CREATE TABLE events (
  event_id INT64 NOT NULL,
  user_id INT64 NOT NULL,
  event_time TIMESTAMP NOT NULL,
  event_type STRING NOT NULL,
  event_data JSON,
  created_at TIMESTAMP NOT NULL,
)
PARTITION BY DATE(event_time)
CLUSTER BY user_id, event_type;

Partitioning: By event_time (date) - Reduces data scanned for time-range queries - Automatic partition pruning

Clustering: By user_id, event_type - Faster queries filtering by user or event type - Better compression

Answer: Partition by date (event_time), cluster by user_id and event_type for common query patterns.


Exercise 2: Optimize Queries

Question: Your queries are slow and expensive.
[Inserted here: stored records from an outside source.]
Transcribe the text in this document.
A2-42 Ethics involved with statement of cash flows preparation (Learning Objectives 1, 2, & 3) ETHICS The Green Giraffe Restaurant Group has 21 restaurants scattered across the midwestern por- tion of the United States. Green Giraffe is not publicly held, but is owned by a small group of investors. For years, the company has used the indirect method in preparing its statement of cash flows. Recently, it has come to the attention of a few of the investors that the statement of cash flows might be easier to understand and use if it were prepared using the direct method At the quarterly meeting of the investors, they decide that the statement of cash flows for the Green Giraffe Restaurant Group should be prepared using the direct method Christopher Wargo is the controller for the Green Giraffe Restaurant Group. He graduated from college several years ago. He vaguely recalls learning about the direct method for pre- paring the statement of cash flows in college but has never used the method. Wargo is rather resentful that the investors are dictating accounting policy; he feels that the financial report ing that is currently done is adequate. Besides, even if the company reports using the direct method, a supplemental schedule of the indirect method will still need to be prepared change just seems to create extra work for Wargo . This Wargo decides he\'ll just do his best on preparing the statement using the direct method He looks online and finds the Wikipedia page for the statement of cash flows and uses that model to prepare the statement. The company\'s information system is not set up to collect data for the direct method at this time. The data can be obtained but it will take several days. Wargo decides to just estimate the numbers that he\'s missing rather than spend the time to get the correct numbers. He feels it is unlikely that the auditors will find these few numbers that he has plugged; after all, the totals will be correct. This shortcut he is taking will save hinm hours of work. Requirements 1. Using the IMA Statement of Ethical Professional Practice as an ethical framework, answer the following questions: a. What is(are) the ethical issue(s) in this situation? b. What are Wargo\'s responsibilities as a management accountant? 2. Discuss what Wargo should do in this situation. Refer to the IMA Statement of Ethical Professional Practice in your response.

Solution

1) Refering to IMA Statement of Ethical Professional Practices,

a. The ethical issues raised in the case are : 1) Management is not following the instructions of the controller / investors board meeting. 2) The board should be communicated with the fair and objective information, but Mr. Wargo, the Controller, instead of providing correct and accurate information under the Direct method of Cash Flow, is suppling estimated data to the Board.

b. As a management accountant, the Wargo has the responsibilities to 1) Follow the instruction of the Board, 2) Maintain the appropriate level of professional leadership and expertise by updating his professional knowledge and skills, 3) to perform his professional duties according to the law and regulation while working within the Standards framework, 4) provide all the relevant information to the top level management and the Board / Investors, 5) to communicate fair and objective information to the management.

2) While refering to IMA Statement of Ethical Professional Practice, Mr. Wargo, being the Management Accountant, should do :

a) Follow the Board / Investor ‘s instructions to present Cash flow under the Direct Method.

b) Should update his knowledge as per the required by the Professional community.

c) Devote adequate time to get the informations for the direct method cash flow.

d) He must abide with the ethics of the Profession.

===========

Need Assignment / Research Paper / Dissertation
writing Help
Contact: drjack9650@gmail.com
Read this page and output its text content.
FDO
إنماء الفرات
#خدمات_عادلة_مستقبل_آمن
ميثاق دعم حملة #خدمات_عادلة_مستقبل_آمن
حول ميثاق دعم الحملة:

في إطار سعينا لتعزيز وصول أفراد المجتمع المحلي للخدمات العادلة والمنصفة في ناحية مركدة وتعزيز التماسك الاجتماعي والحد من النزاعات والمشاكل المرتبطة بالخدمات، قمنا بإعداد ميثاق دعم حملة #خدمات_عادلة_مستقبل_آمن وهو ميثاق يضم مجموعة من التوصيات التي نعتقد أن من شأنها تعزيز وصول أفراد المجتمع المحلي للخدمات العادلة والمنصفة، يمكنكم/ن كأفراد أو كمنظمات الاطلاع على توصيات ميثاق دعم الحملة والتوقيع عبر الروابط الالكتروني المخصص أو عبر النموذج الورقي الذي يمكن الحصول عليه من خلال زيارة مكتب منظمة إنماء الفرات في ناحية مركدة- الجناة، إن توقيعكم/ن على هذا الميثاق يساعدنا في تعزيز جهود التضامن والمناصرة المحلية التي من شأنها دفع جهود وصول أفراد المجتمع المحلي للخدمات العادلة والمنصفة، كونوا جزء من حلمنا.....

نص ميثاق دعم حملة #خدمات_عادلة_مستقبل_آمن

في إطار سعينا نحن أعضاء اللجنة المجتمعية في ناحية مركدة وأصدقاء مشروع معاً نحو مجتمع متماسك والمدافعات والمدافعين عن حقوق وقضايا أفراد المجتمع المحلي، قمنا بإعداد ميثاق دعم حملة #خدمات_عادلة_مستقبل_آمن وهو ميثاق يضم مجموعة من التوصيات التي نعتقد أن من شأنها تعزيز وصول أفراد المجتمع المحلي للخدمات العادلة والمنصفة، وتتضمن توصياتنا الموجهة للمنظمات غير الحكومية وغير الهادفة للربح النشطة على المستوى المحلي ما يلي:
How do you optimize them? What partitioning/clustering do you use?

Answer

Optimization strategies:

  1. Add Partitioning: Partition by date for time-range queries
  2. Add Clustering: Cluster by frequently filtered columns
  3. Optimize Queries: Reduce data scanned, use filters early
  4. Use Appropriate Functions: Use efficient functions

Example: Partition by event_date, cluster by user_id and event_type.

Answer: Add partitioning for time-range queries, add clustering for common filters, optimize query patterns to reduce data scanned.


Exercise 3: Handle Scaling

Question: Your application needs to handle 100× more queries. How do you scale BigQuery? What's the strategy?

Answer

Scaling strategies:

  1. Reserve Slots: Reserve slots for predictable workloads
  2. Optimize Queries: Reduce query complexity and data scanned
  3. Use Caching: Enable query result caching
  4. Distribute Load: Distribute queries across time

Answer: Reserve slots for predictable load, optimize queries, enable caching, distribute query load across time.